Descending to the escarpment which now serves as the border between Uganda and Kenya, the young men arrived at the headwaters of the Tarash River. They were struck by the beauty of this foreign landscape, where the sand is light, the trees are few and the wind blows freely. They could see where the sun touched the ground and they fell in love with the sun set.
There in this foreign land on a hill called Moru Anayece which means ‘Nayece’s Mountain’, they found the bull of a specific shade of grey, engiro, living with Nayece. Nayece, an old woman, had also come from Karamoja to gather wild fruits. She led the young warriors into a lush and verdant valley, unoccupied by people. The valley was rich in wild berries which even today are an important part of the Turkana diet. She welcomed the young men by showing them around the area, gave the men fire and taught them how to cook.

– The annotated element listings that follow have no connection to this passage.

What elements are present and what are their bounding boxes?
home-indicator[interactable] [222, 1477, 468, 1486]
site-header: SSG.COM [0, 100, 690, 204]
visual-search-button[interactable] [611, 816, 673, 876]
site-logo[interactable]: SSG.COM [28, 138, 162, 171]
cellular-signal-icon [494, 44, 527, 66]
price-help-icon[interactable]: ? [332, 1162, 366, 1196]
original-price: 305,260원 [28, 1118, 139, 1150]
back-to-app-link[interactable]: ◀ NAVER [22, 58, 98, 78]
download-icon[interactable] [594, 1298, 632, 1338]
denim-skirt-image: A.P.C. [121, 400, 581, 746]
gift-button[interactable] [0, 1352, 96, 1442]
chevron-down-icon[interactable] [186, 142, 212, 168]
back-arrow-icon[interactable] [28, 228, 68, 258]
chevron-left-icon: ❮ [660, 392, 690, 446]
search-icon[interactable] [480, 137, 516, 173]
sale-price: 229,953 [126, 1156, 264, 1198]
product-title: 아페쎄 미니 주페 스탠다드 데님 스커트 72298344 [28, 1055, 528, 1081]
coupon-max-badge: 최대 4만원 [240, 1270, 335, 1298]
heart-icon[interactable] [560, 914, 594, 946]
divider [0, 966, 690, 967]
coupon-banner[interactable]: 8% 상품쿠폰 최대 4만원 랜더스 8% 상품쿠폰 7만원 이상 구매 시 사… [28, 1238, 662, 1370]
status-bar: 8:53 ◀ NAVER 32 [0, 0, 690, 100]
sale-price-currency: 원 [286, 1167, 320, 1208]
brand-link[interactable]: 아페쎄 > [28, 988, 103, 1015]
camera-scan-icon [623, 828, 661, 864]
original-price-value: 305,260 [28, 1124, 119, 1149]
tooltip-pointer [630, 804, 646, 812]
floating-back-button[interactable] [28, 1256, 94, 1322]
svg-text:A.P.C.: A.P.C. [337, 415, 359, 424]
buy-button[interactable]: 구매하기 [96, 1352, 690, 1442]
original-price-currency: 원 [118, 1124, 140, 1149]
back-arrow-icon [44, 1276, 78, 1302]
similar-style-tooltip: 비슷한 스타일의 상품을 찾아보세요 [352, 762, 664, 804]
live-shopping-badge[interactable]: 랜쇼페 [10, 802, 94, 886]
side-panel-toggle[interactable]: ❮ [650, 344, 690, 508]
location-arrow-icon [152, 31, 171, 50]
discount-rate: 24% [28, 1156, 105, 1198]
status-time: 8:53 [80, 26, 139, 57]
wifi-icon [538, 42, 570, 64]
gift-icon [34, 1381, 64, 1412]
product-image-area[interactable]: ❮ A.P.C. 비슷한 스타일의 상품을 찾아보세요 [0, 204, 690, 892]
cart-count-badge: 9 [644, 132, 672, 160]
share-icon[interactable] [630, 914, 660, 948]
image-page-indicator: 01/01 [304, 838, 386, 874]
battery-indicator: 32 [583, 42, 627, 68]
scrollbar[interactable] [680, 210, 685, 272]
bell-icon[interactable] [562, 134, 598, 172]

Impressed with the area, the young men return to the country of the Jie, to collect additional young men and girls, and to drive herds of livestock back to the Tarash. They decided to remain in the new area permanently, and thus became the Turkana. Nayece divided the men into the territorial sections which are the basis of Turkana society today. She became the mother-heroine of the Turkana. Ever since, the Turkana and the Jie have been allies.
Lake Turkana, is located in Turkana County in the Kenyan Rift Valley, in northern Kenya, bordering Ethiopia. Lake Turkana is the world’s largest permanent desert lake and the world’s largest alkaline lake. By volume it is the world’s fourth-largest Salt Lake. The Nile crocodiles are found in great abundance on the flats. The rocky shores are home to scorpions and carpet vipers. The lake is rich in fish and fishing is very important to the local economy. Lake Turkana has three National parks; Sibiloi National Park which lies on the lake’s eastern shore, Central Island National Park and South Island National Park which lie in the lake. Both are known for their Nile crocodiles. They are now listed as a UNESCO World Heritage Site.